Immunoblotting, antibody array and ELISA

LOX secretion was determined by Western blotting performed on concentrated CM samples using an antibody against LOX (NB100-2527, Novus Biologicals). Angiogenesis array on conditioned media was performed using the Human Angiogenesis array (R&D systems) according to the manufacturer`s protocol. For ELISA, cells derived from different tumor entities were sham-treated or irradiated and conditioned media was harvested 24 h after treatment. LOX protein levels were measured according to the protocol of the commercially available LOX-ELISA-kit (USCN Life Science Inc.). Simultaneous quantification of the number of viable cells was performed to allow correction of LOX -levels for cell number.

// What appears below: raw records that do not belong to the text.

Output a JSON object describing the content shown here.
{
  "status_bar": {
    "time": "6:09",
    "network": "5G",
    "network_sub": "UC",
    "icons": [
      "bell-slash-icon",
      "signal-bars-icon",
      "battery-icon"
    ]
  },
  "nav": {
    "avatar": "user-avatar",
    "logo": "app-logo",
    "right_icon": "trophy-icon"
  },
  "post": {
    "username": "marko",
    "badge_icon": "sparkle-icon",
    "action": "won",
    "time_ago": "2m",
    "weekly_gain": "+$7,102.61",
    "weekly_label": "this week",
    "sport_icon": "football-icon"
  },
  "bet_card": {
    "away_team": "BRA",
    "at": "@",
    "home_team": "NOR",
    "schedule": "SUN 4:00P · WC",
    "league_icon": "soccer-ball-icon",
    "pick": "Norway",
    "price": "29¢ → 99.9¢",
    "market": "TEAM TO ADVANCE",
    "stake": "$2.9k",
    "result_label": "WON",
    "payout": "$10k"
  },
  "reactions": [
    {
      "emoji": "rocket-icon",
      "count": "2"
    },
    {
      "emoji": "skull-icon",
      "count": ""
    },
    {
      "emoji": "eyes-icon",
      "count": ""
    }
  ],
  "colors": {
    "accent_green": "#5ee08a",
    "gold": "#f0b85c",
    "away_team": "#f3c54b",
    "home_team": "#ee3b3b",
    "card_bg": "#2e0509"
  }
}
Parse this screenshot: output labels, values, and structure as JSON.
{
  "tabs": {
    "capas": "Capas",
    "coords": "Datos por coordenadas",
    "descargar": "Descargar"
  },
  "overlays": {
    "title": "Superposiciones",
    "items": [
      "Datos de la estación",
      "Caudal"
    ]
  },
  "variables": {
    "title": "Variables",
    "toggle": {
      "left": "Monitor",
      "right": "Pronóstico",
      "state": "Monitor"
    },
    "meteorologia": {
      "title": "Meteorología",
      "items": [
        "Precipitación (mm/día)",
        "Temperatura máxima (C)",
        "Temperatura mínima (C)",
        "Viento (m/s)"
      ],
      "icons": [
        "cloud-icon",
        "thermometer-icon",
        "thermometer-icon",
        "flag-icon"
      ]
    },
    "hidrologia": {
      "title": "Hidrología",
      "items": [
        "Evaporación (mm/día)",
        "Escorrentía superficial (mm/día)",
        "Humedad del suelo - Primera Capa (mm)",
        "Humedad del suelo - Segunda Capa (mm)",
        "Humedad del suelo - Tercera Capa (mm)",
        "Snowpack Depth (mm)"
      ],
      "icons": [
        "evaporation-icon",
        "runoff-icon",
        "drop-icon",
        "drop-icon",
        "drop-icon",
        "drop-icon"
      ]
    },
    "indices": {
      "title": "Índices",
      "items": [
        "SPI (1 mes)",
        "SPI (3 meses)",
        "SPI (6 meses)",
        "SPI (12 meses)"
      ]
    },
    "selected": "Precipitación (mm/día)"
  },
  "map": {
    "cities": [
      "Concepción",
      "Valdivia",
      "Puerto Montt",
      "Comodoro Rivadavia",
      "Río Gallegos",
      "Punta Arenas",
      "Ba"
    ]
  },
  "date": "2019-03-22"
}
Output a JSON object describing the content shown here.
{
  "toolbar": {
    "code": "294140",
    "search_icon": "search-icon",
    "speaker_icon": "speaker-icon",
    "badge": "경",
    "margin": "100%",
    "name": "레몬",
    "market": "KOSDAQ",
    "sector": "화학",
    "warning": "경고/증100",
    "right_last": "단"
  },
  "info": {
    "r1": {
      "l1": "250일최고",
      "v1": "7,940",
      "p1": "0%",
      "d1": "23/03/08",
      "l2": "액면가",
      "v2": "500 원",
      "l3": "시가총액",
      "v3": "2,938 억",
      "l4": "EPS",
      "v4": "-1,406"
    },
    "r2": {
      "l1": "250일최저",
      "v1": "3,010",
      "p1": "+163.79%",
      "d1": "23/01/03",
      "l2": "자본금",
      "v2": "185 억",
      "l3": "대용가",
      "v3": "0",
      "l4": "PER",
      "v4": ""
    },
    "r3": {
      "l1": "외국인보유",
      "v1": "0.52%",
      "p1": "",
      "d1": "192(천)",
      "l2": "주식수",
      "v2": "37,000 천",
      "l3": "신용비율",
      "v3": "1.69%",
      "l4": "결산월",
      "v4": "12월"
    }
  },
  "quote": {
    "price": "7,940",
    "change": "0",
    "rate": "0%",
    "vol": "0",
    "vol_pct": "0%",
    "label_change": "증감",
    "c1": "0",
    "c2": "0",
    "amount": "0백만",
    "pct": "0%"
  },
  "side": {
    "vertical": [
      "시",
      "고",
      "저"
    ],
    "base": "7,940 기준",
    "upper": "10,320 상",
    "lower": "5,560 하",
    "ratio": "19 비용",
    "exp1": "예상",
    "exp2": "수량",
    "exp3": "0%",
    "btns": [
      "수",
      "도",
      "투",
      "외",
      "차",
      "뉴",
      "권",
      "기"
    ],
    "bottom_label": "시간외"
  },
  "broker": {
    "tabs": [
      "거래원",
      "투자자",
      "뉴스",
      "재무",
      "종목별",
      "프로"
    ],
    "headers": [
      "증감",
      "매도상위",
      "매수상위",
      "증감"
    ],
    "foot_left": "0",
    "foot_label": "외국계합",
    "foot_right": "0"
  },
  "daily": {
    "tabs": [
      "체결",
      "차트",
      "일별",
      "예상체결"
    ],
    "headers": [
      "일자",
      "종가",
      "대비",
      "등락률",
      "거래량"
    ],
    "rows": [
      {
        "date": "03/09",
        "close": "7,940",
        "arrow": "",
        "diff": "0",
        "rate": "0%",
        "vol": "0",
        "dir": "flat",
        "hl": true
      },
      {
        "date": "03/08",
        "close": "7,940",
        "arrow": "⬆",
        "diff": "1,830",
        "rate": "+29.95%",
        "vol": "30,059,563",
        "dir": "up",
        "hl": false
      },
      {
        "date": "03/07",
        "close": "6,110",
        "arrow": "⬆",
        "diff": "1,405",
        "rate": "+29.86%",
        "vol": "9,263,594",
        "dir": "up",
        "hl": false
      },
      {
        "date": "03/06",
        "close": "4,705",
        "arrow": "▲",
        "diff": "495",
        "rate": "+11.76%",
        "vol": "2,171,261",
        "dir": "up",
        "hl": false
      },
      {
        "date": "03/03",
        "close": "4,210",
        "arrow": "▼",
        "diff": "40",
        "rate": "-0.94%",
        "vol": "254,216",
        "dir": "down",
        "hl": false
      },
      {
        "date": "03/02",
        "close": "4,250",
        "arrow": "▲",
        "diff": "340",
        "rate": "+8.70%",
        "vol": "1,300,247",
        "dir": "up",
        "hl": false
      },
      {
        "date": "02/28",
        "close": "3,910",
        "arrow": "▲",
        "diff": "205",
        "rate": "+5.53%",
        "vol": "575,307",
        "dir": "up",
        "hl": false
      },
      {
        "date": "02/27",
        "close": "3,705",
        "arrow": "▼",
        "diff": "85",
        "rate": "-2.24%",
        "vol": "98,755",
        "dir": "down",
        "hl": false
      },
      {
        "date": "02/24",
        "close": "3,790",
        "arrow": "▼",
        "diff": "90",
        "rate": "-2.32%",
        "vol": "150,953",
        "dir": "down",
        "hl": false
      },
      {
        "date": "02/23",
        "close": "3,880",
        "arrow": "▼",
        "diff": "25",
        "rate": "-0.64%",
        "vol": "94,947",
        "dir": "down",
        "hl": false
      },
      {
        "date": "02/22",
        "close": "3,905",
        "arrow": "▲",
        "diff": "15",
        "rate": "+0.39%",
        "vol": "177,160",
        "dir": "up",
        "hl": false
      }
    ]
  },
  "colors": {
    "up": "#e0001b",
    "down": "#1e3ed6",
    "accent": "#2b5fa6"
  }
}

LOX and LDH activity assay

To assess LOX enzymatic activity in CM, a fluorometric assay detecting the level of hydrogen peroxide was performed as previously described [32] using a freshly prepared enzyme mixture containing 1.2 M urea (Sigma-Aldrich), 50 mM sodium borate pH 8.0 (Sigma-Aldrich), 0.01 M calcium chloride (Sigma-Aldrich), and 1.0 U/mL horseradish peroxidase (Sigma-Aldrich), followed by 50 μL of freshly prepared substrate mixture containing 1.2 M urea (Sigma-Aldrich), 50 mM sodium borate pH 8.0 (Sigma-Aldrich), 0.01 M calcium chloride (Sigma-Aldrich), 0.01 M diaminopentane (Sigma-Fluka), and 10 μM amplex red (Invitrogen). To determine lactate dehydrogenase (LDH)-release conditioned media was harvested from sham-treated and irradiated A549 cells, 24 hours after irradiation, LDH-activity was determined using the CytoTox 96 Non-Radioactive Cytotoxicity Assay (Promega). Purified LDH was used as a positive control.

Transwell invasion assay

To assess cellular invasion in response to experimental manipulations, naïve A549 cells (15,000 cells/insert) were seeded in serum-free medium on Transwell inserts (6.5 mm, 8 μm pores, Costar) coated with 50 μg/ml rat tail collagen I (Becton Dickinson). CM from A549 cells first transfected with control or LOX siRNA and then treated with 0 or 5 Gy IR was used to attract migrating cells. For CM preparation, after irradiation, the same number of cells from each condition was seeded in serum-containing medium, and CM was collected after 24 hours. Cells seeded in inserts were allowed to migrate for 24 hours. For quantification, cells from the upper side of the insert were scraped away with cotton swabs, and then inserts were fixed in 75% methanol/25% acetic acid (v/v) and stained with DAPI. Invaded cells were counted manually under a fluorescent microscope.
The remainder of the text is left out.